Q: When did you retire?
A: Harvey retired somewhere around 2003 and we'd go to Florida in the winter and in 1987 we purchased a place in Boca Raton.
When he retired we got involved with Nikken Company and selling magnetic products.
Harvey had a bad back and our neighbor in Florida gave him a magnet to put on his back and he saw a tremendous difference ... and even though we were too proud to do anything like that we started selling; we won a national award in our first three months of sales. We didn't even know we were in a contest. We won an all-expense paid trip to Cancun and it wasn’t a business meeting it was purely for pleasure.
We are still involved in it, but not that active.
Q: What do you do now?
A: We still play a lot of golf and where we are in Florida, there are four, 18 courses to play. It’s nothing competitive except for just fun. Harvey and I like to gamble a bit, so we play for a dollar a game. Sometimes we play against each other or with who we are playing with. Sometimes it feels like $100 because it’s as much bragging rights as anything else, but it does make you think and play better.
Q: See many alligators?
A: Ya. They are quite a common golf-course sight. They are usually so docile-looking, but they can spring out faster than a dog from their tail. They aren’t normally aggressive.
Q: Anyone said you look like someone famous?
Q: Did you do much traveling?
A: I’ve been to Colorado, Washington and Cancun. We went to Anaheim once for Nikken and it was our tenth wedding anniversary and also the tenth anniversary of Nikken, so we had a double anniversary. Kenny Rogers performed and that was a great memory. While we were there, there was a 7.0 earthquake. We were at the Hilton and the pool in the lobby was sloshing around. It was a great party and a bad finish.
Q: Which place was the most fascinating and why?
A: We were very lucky to have one of Harvey's students at Boca West arrange for us to go to the Atlantis Hotel in the Bahamas. It was sort-of work related, but a great experience. The scenery was all golf courses and casinos and we like to play the slots.
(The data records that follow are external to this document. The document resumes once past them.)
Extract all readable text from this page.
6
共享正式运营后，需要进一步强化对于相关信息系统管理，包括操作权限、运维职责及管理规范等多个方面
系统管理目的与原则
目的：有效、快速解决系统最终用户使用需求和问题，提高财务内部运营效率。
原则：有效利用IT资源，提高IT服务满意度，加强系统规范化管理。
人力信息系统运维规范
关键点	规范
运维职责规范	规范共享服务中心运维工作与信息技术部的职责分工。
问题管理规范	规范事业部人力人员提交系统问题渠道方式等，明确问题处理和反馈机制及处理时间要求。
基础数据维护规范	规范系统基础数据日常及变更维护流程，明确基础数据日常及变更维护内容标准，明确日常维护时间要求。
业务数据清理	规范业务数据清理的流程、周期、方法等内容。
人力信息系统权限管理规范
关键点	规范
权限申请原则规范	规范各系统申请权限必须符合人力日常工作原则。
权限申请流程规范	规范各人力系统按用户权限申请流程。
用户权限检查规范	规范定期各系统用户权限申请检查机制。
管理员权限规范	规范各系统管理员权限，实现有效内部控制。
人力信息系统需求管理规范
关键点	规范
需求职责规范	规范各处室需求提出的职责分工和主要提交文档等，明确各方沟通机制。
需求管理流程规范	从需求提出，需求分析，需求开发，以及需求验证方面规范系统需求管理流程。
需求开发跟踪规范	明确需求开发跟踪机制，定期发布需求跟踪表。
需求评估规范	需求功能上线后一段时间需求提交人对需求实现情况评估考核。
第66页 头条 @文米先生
But it was getting treated like royalty and the attention was wonderful. It was an exclusive hotel with great accommodations.
Q: Did anyone influence you to the point of changing your direction in life?
A: Only Harvey. My life changed once I met him. Before I met him, it was getting up and going to work and coming home.
Q: Any collecting, hobbies or pets?
A: Other than golf it would have to be gambling, but just for fun. We take a bus from Lewiston and go to Bangor now and then. I love the penny slots and hope to contribute to one here in Oxford.
We found a little Florida stray cat and called him Peanut. He lived to be a little over 20 and we knew he was getting old and we had a gathering for him. He really kept us tied down a bit, so we haven't traveled much.
Q: What is the last book you read?
A: The book is by Stuart Woods and it's called Santa Fe Dead. It's a suspense novel.
Q: What subject do you wish you knew more about?
A: I wish I knew more foreign languages. In our area in Florida it would be nice to learn Spanish.
Q: What is the one thing you could not give up?
A: My friends. I have lost a lot of friends in the last year, so I really value the ones I still have left.
Q: What is the one thing you would happily do over again?
A: That trip we took to Anaheim and celebrating our tenth anniversary of our wedding.
Q: What was the best memory that this interview brought back?
A: Not the accordion lessons ... but my trips to Colorado to see my sister and her family. It was always special to go out there and the scenery was so different to what we are used to.
Q: What would you like people to know about you?
A: I don’t think about me that much ... but I think I am trustworthy and a good friend.
Q: If anyone could walk in right now, who would you most want to see?
A: So many people flash through my mind that are gone. I would like to see Mom, Dad, sister and brother, but I wouldn’t want to single one out ... I would tell them that I miss them.